The anatomical distribution of the tangle (tau) pathology is correlated better with the clinical picture than is distribution of the Aβ plaques.14 Because of this, some authors have proposed that tau, rather than Aβ, is the cause of the disease. Furthermore, there are many patients with extensive Aβ plaques who are not demented. Their condition is referred to as pathological aging in the literature.15 Because tau pathology is accelerated in the double-transgenic mouse16 by Aβ deposition, it is possible that Aβ deposition may be partially responsible for the tau pathology. Also, in the cases of early-onset Alzheimer’s disease, such as those caused by the APP mutations, there is typical tau pathology. Thus, attributing the disease exclusively to either the Aβ or tau pathology is incorrect; rather, it is much more likely that both pathological processes are involved. In further studies, investigators should work out how they interact, rather than ruling out one. Other important factors found in brains of patients with Alzheimer’s disease, including oxidative stress, inflammation, cell loss, apoptosis, and synapse loss, are probably crucial in the pathogenesis.
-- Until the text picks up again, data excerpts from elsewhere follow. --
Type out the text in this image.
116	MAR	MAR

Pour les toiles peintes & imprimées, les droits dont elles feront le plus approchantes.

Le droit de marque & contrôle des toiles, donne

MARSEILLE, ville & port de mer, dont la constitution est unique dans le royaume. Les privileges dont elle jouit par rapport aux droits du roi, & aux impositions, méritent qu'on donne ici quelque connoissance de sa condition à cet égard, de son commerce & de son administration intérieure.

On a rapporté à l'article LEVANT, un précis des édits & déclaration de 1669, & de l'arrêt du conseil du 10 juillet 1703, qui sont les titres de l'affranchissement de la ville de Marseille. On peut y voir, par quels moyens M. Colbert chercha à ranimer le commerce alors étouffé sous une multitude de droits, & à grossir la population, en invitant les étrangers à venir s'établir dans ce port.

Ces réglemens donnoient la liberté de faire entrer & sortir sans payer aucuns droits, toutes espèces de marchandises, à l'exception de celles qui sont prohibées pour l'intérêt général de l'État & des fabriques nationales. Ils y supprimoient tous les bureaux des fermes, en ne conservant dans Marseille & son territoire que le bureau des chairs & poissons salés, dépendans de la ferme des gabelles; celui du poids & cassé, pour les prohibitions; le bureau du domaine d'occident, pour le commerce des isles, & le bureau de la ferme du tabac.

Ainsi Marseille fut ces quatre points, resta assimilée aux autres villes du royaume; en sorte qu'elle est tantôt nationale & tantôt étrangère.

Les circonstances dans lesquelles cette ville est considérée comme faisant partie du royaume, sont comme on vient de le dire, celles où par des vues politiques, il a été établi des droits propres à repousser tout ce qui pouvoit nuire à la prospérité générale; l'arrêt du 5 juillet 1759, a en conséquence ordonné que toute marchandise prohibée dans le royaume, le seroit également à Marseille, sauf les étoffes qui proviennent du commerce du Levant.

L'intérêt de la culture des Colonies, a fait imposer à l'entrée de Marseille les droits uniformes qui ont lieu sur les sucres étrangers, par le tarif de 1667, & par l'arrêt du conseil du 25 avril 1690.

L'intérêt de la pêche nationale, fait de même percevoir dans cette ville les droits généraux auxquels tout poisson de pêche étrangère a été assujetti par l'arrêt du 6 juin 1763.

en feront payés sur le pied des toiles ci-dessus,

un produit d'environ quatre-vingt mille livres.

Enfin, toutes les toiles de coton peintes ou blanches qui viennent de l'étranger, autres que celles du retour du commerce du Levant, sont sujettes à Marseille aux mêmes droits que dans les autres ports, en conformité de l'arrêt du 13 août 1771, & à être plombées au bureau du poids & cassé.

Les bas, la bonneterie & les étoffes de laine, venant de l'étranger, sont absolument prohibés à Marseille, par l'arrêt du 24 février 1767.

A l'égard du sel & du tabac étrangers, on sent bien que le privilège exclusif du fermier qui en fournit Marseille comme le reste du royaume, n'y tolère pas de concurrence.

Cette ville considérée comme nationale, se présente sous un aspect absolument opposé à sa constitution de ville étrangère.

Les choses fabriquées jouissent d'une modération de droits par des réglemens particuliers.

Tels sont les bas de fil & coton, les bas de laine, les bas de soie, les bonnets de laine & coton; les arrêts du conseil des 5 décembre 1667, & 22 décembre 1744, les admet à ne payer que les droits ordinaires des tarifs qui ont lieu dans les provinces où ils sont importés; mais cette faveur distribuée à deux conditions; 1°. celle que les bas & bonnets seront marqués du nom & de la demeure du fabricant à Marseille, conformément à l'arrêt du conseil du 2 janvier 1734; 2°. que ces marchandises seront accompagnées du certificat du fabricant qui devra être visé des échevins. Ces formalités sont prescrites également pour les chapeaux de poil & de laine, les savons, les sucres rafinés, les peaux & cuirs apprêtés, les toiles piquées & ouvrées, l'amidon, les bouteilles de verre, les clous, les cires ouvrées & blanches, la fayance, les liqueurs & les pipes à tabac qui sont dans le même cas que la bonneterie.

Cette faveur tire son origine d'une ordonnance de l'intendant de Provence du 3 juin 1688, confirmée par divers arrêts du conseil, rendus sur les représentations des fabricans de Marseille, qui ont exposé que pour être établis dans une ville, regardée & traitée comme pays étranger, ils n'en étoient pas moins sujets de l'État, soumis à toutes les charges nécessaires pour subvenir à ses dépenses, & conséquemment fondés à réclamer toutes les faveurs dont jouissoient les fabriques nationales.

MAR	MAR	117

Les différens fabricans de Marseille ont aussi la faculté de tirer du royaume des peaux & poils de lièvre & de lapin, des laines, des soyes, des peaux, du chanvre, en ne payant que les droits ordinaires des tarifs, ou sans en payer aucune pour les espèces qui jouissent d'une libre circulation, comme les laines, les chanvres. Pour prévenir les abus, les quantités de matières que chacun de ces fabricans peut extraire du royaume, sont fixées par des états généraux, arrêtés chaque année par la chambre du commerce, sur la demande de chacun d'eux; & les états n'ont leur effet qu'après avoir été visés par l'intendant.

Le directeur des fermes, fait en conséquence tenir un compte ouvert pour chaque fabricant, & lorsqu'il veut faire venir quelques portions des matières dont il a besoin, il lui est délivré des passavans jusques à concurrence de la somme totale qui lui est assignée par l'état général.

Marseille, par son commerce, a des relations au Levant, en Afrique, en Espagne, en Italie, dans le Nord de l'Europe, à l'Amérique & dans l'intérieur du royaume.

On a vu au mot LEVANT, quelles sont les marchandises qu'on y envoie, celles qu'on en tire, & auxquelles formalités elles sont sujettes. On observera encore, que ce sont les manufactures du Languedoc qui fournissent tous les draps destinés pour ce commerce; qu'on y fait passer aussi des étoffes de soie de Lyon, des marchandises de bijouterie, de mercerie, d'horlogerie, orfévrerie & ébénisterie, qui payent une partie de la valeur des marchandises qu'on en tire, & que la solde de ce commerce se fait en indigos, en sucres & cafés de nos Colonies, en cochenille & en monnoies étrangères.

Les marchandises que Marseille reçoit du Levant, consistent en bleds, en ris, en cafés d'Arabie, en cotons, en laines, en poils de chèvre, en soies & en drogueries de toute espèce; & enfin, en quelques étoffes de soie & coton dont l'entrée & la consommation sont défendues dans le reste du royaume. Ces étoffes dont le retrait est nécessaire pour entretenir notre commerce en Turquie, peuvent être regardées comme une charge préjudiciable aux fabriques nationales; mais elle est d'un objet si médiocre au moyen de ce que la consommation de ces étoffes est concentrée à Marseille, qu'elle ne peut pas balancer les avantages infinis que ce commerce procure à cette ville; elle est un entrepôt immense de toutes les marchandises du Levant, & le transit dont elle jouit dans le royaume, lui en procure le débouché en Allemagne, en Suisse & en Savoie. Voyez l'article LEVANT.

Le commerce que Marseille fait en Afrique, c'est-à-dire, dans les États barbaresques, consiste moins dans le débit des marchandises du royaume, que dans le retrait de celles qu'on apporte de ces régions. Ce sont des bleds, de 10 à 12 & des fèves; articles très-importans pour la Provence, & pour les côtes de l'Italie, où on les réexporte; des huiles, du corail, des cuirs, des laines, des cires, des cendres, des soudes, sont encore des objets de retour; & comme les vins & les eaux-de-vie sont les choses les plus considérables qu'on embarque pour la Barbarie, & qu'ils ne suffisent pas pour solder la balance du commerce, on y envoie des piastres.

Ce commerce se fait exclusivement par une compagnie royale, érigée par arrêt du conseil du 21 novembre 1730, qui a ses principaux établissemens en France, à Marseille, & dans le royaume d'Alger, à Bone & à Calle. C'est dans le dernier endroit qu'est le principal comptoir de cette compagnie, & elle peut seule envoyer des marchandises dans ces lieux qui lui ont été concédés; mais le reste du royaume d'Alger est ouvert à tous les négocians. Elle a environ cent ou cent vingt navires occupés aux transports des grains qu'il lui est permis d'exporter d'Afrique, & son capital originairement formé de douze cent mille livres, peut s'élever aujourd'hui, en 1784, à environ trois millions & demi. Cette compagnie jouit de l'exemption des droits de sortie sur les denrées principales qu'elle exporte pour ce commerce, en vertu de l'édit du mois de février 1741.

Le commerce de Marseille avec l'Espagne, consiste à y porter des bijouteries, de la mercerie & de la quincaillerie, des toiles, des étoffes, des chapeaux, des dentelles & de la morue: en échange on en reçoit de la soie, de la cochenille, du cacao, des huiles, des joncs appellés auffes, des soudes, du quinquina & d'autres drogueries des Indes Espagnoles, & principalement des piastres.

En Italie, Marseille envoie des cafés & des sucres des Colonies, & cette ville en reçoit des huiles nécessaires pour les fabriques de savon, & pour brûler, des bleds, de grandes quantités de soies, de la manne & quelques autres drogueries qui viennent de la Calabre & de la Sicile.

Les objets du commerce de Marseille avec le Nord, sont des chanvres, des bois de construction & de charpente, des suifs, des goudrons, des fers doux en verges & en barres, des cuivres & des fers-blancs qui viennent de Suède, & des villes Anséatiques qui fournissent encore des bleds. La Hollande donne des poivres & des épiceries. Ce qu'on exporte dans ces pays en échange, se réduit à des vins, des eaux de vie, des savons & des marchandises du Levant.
Many researchers are studying the relationship of these factors to the amyloid and tau pathology.


A definite diagnosis of Alzheimer’s dementia requires histopathological confirmation.
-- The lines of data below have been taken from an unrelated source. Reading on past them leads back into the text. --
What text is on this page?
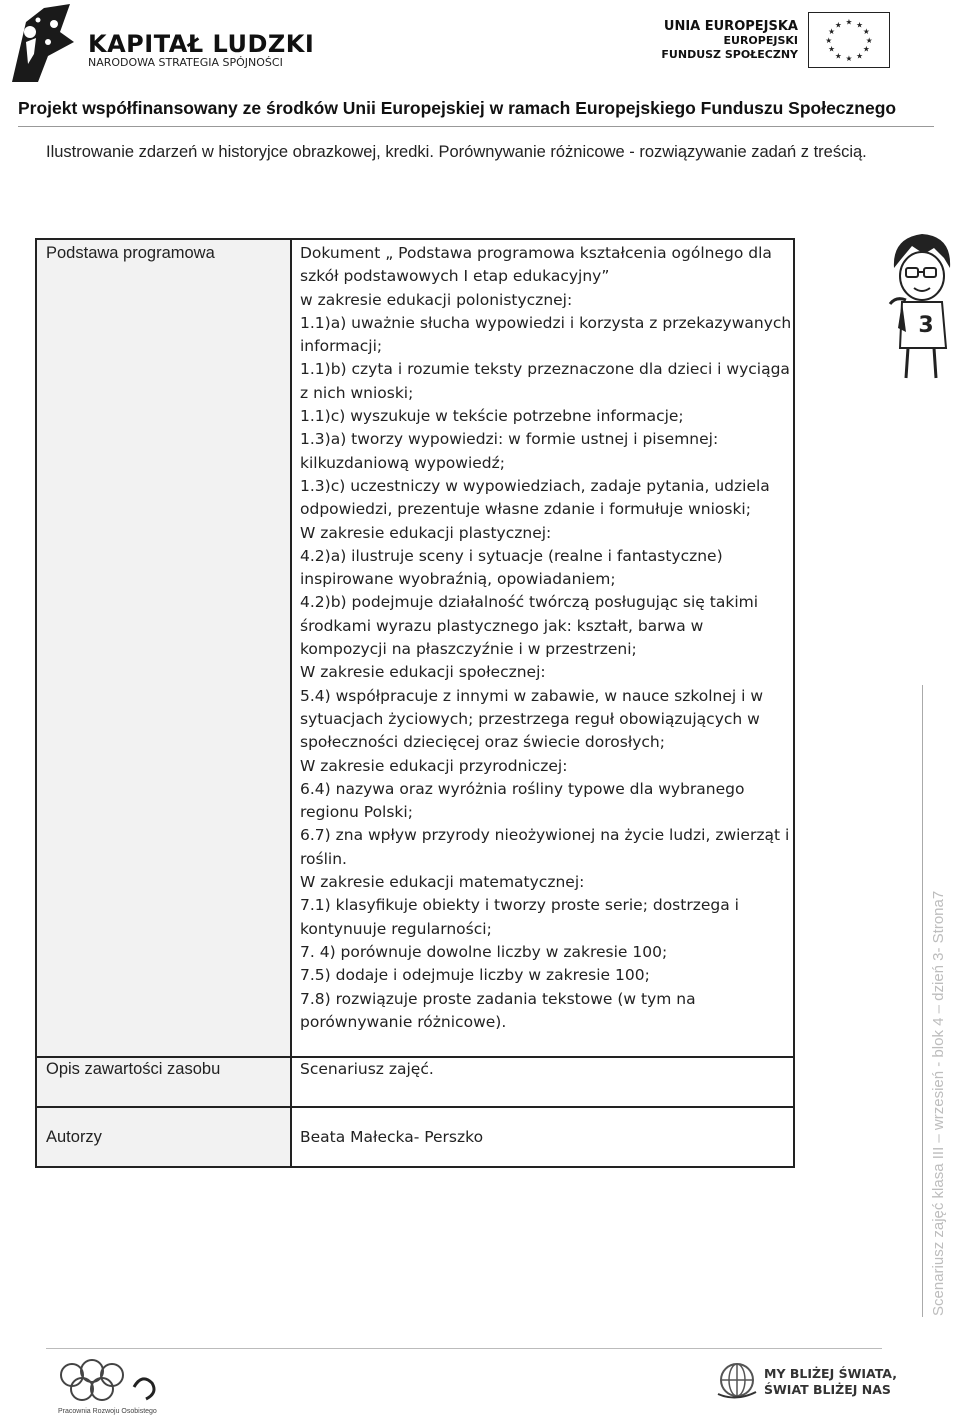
KAPITAŁ LUDZKI
NARODOWA STRATEGIA SPÓJNOŚCI
UNIA EUROPEJSKA
EUROPEJSKI
FUNDUSZ SPOŁECZNY
★ ★
★
★
★
★
★
★
★
★
★
★
Projekt współfinansowany ze środków Unii Europejskiej w ramach Europejskiego Funduszu Społecznego
Ilustrowanie zdarzeń w historyjce obrazkowej, kredki. Porównywanie różnicowe - rozwiązywanie zadań z treścią.
Podstawa programowa	Dokument „ Podstawa programowa kształcenia ogólnego dla
szkół podstawowych I etap edukacyjny”
w zakresie edukacji polonistycznej:
1.1)a) uważnie słucha wypowiedzi i korzysta z przekazywanych
informacji;
1.1)b) czyta i rozumie teksty przeznaczone dla dzieci i wyciąga
z nich wnioski;
1.1)c) wyszukuje w tekście potrzebne informacje;
1.3)a) tworzy wypowiedzi: w formie ustnej i pisemnej:
kilkuzdaniową wypowiedź;
1.3)c) uczestniczy w wypowiedziach, zadaje pytania, udziela
odpowiedzi, prezentuje własne zdanie i formułuje wnioski;
W zakresie edukacji plastycznej:
4.2)a) ilustruje sceny i sytuacje (realne i fantastyczne)
inspirowane wyobraźnią, opowiadaniem;
4.2)b) podejmuje działalność twórczą posługując się takimi
środkami wyrazu plastycznego jak: kształt, barwa w
kompozycji na płaszczyźnie i w przestrzeni;
W zakresie edukacji społecznej:
5.4) współpracuje z innymi w zabawie, w nauce szkolnej i w
sytuacjach życiowych; przestrzega reguł obowiązujących w
społeczności dziecięcej oraz świecie dorosłych;
W zakresie edukacji przyrodniczej:
6.4) nazywa oraz wyróżnia rośliny typowe dla wybranego
regionu Polski;
6.7) zna wpływ przyrody nieożywionej na życie ludzi, zwierząt i
roślin.
W zakresie edukacji matematycznej:
7.1) klasyfikuje obiekty i tworzy proste serie; dostrzega i
kontynuuje regularności;
7. 4) porównuje dowolne liczby w zakresie 100;
7.5) dodaje i odejmuje liczby w zakresie 100;
7.8) rozwiązuje proste zadania tekstowe (w tym na
porównywanie różnicowe).
Opis zawartości zasobu	Scenariusz zajęć.
Autorzy	Beata Małecka- Perszko
3
Scenariusz zajęć klasa III – wrzesień - blok 4 – dzień 3- Strona7
Pracownia Rozwoju Osobistego
MY BLIŻEJ ŚWIATA,
ŚWIAT BLIŻEJ NAS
On gross examination (Fig. 65-2), the brain weight varies between 900 and 1200 g. The loss of brain weight is more marked in the early-onset form of Alzheimer’s disease, whereas in the late-onset form, there is substantial overlap with findings in age-matched controls. The temporal and parietal lobes are more affected than the frontal lobes. The occipital lobe may be involved but is relatively spared in the majority of cases. On examination, the diseased brain may appear normal in the early stages, but closer inspection usually reveals temporal lobe atrophy of its medial aspect with thinning of the cortical mantle. Other features include enlargement of the third and lateral ventricles, normal pigmentation of the substantia nigra, and pallor of the locus ceruleus in advanced cases. Alteration of pigmentation in the brainstem raises the possibility of other neurodegenerative disease (for example, Lewy body disease). In Alzheimer’s disease, the olfactory bulb is consistently smaller than expected. On occasion, atrophy may be asymmetrical or focal, and cases of Alzheimer’s disease with focal atrophy may be associated with focal cognitive deficits such as progressive aphasia, Balint’s syndrome, or frontal dementia.
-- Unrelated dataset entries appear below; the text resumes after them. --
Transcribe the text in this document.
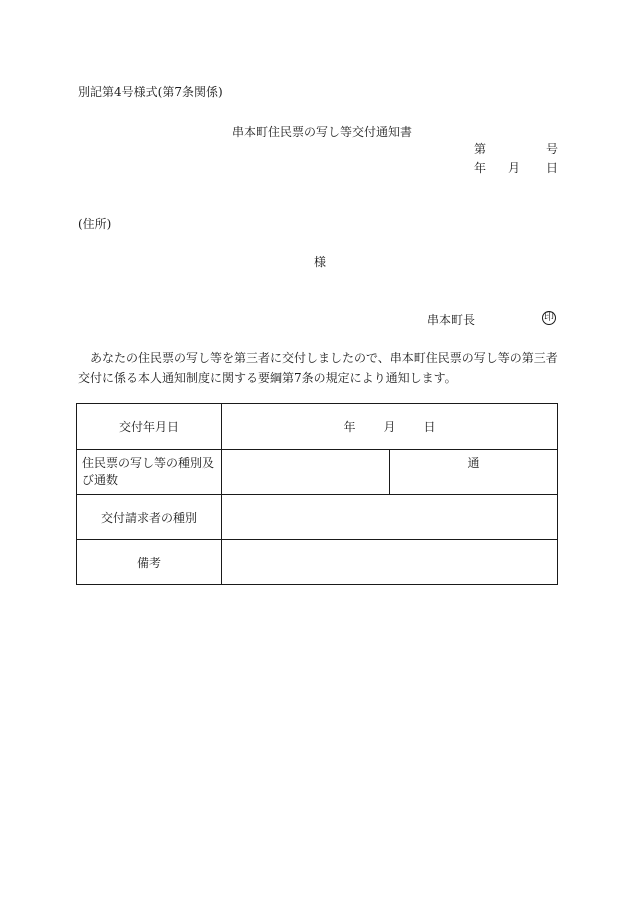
別記第4号様式(第7条関係)
串本町住民票の写し等交付通知書
第	号
年 月 日
(住所)
様
串本町長	印
あなたの住民票の写し等を第三者に交付しましたので、串本町住民票の写し等の第三者交付に係る本人通知制度に関する要綱第7条の規定により通知します。
交付年月日	年 月 日	
住民票の写し等の種別及び通数		通
交付請求者の種別		
備考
The cardinal histopathological lesions of Alzheimer’s disease are senile plaques composed of extracellular amyloid deposits (Fig. 65-3) and neurofibrillary tangles composed of intraneuronal tau protein aggregates (Fig. 65-4). The plaques are detected by silver staining (Bielschowsky stain) or by specialized amyloid stains (thioflavin S, Congo red). The β-pleated sheet structure gives rise to the staining characteristics: that is, a birefringent apple-green appearance under polarized light. Some plaques are “diffuse,” and these may be present in nondemented individuals. These plaques do not have dystrophic neurites (nerve endings containing tau protein), unlike the “cored” or neuritic plaques, which have deposition of extracellular amyloid surrounded by tau-containing neurites. Neurofibrillary tangles are filamentous inclusions that are intraneuronal and are composed of hyperphosphorylated aggregates of the microtubule-associated protein tau. Electron microscopy reveals that tau consists of a paired helical filament structure. Initially, tau collects in the nucleus and becomes aggregated into paired helical filaments, after which it may be attached to the protein ubiquitin. These tau tangles affect the microtubules, which, in turn, interfere with neuronal and dendrite/axonal transport. The neurons die and are surrounded by phagocytes removing the debris. Eventually, the tangles become extracellular structures.